Iran: "Mai il nostro uranio all'estero"

"E' certo che negozieremo sulla forma, la quantità e sui vari livelli di arricchimento dell'uranio, ma il trasporto di materiali fuori dal Paese è la nostra linea rossa". L'Iran, stando alle parole del suo viceministro degli Esteri Abbas Araghchi e negoziatore per il nucleare nel vertice che inizierà domani a Ginevra, tenderà la mano alle potenze del 5+1, ma rimarrà fermo sulla questione più spinosa che riguarda il suo programma nucleare: l'invio di alcune scorte del proprio uranio altamente arricchito all'estero, una delle richieste delle potenze occidentali sin dalla ripresa dei colloqui all'inizio del 2012.

Il nodo della questione risiede in quel 20 per cento di arricchimento dell'uranio che costituisce la soglia-limite per costruire un'arma nucleare. L'uranio cosiddetto "a gradazione per le armi" (weapon-grade) - quello cioè necessario per ottenere un potente ordigno atomico - deve essere arricchito almeno all'85 per cento: le strutture in possesso di Teheran permettono invece un arricchimento al 20 per cento, troppo poco per ottenere un'arma efficiente, ma comunque una minaccia per la comunità internazionale che diffida delle dichiarazioni sempre più rassicuranti della Repubblica islamica.

"Vogliamo cambiare l'approccio degli ultimi sei anni, che non ha dato risultati" ha scritto ieri sul suo profilo Facebook il ministro degli esteri iraniano Mohammad Javad Zarif. E in effetti, dal riavvio dei colloqui tra Iran e potenze occidentali il mese scorso per la preparazione di nuovi negoziati, la posizione di Teheran si è mostrata sempre più morbida: in vista dei colloqui, i funzionari iraniani avevano persino ventilato l'ipotesi di poter fermare l'arricchimento dell'uranio al 20 per cento e di essere pronti a dare agli esperti Onu più supervisione sul programma nucleare, in cambio di un allentamento delle sanzioni economiche imposte al Paese.

Eppure alla comunità internazionale non basta. Come spiega un'analisi dell'Associated Press, le potenze occidentali lavorano per fissare un tetto al numero e al tipo di centrifughe per l'arricchimento dell'uranio presenti nella Repubblica islamica, ora a quota 10 mila. Oltre alla spedizione all'estero di tutto l'uranio arricchito di cui non ha bisogno per scopi civili - una grande riserva, teoricamente, potrebbe anche servire per costruire armi - si chiede anche la chiusura del sito di Fordow, il più piccolo dei suoi due impianti di arricchimento noti: secondo l'analisi dell'AP, infatti, l'area è così ben fortificata che sarebbe difficile da distruggere nel caso in cui Teheran decidesse si usarla per produrre ordigni atomici. E infine, l'Europa e gli Stati Uniti vogliono fermare la costruzione di un reattore che produrrà plutonio.
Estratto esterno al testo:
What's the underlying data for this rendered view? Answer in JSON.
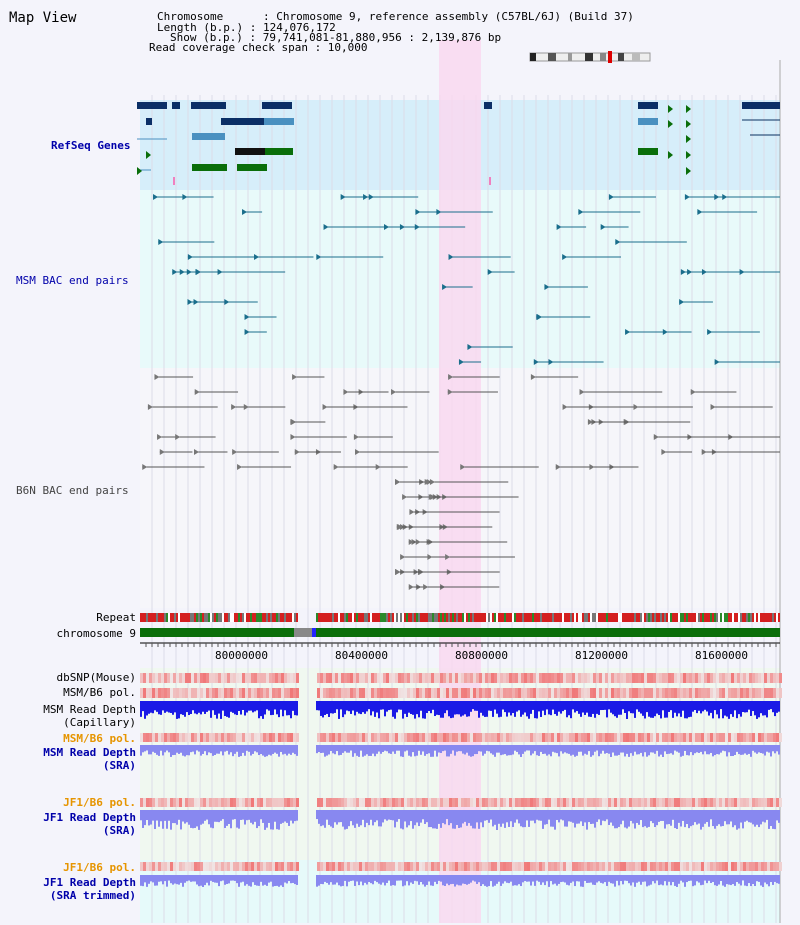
{
  "title": "Map View",
  "info": {
    "line1": "Chromosome      : Chromosome 9, reference assembly (C57BL/6J) (Build 37)",
    "line2": "Length (b.p.) : 124,076,172",
    "line3": "Show (b.p.) : 79,741,081-81,880,956 : 2,139,876 bp",
    "line4": "Read coverage check span : 10,000"
  },
  "tracks": {
    "refseq": "RefSeq Genes",
    "msm_bac": "MSM BAC end pairs",
    "b6n_bac": "B6N BAC end pairs",
    "repeat": "Repeat",
    "chromosome": "chromosome 9",
    "dbsnp": "dbSNP(Mouse)",
    "msm_b6_pol": "MSM/B6 pol.",
    "msm_depth_cap_1": "MSM Read Depth",
    "msm_depth_cap_2": "(Capillary)",
    "msm_b6_pol_sra": "MSM/B6 pol.",
    "msm_depth_sra_1": "MSM Read Depth",
    "msm_depth_sra_2": "(SRA)",
    "jf1_b6_pol": "JF1/B6 pol.",
    "jf1_depth_sra_1": "JF1 Read Depth",
    "jf1_depth_sra_2": "(SRA)",
    "jf1_b6_pol_trim": "JF1/B6 pol.",
    "jf1_depth_trim_1": "JF1 Read Depth",
    "jf1_depth_trim_2": "(SRA trimmed)"
  },
  "axis": {
    "ticks": [
      "80000000",
      "80400000",
      "80800000",
      "81200000",
      "81600000"
    ]
  },
  "colors": {
    "refseq_bg": "#d6eefa",
    "bac_bg": "#e8fafa",
    "highlight": "#f9d8f0",
    "gene_dark": "#0b2f66",
    "gene_light": "#4a90c0",
    "gene_green": "#0a6e0a",
    "msm_bac": "#1a6e8c",
    "b6n_bac": "#555555",
    "chrom_green": "#0a6e0a",
    "depth_blue": "#1a1ae6",
    "depth_light": "#8888f0",
    "pol_red": "#f05050"
  }
}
Non è ancora chiaro quanto tempo ci vorrà - se ciò dovesse realmente accadere - per giungere a un accordo. Araghchi azzarda sei mesi: "Se (le potenze del 5+1, ndr) avranno buona volontà - ha dichiarato in un'intervista alla tv di Stato Channel 2 - i negoziati porteranno risultati anche prima, e il nostro programma è tale che non avranno alcun pretesto per respingerlo». Zarif, dal tono fiducioso, auspica che "si riesca a raggiungere una road map entro mercoledì", anche se "occorrerà tenere poi una riunione ministeriale" come quella svoltasi il mese scorso a margine dei lavori dell'Assemblea Generale dell'Onu, che ha visto il capo della diplomazia iraniana sedere fianco a fianco con il Segretario di Stato Usa John Kerry e stringersi addirittura la mano dopo più di 30 anni di relazioni interrotte.

Pronta la risposta negativa di Mosca che, timorosa di perdere il suo ruolo di mediatrice nelle questioni spinose della regione "per colpa" dell'avvicinamento improvviso di Washington e Teheran, giudica "prematura" l'ipotesi di una riunione ministeriale: "E' necessario - ha spiegato il vice ministro degli Esteri russo Sergei Ryabkov - preparare il terreno e stabilire gli ambiti di discussione meritevoli dell'attenzione di un ministro e della sua posizione. Riteniamo pertanto che per adesso i negoziati proseguiranno secondo il formato già utilizzato negli anni precedenti". E' ottimista, invece, Kerry, per il quale "la finestra diplomatica sul nucleare iraniano si apre sempre di più", ma ci tiene a ricordare che "alle parole devono seguire gli atti" da parte della Repubblica Islamica.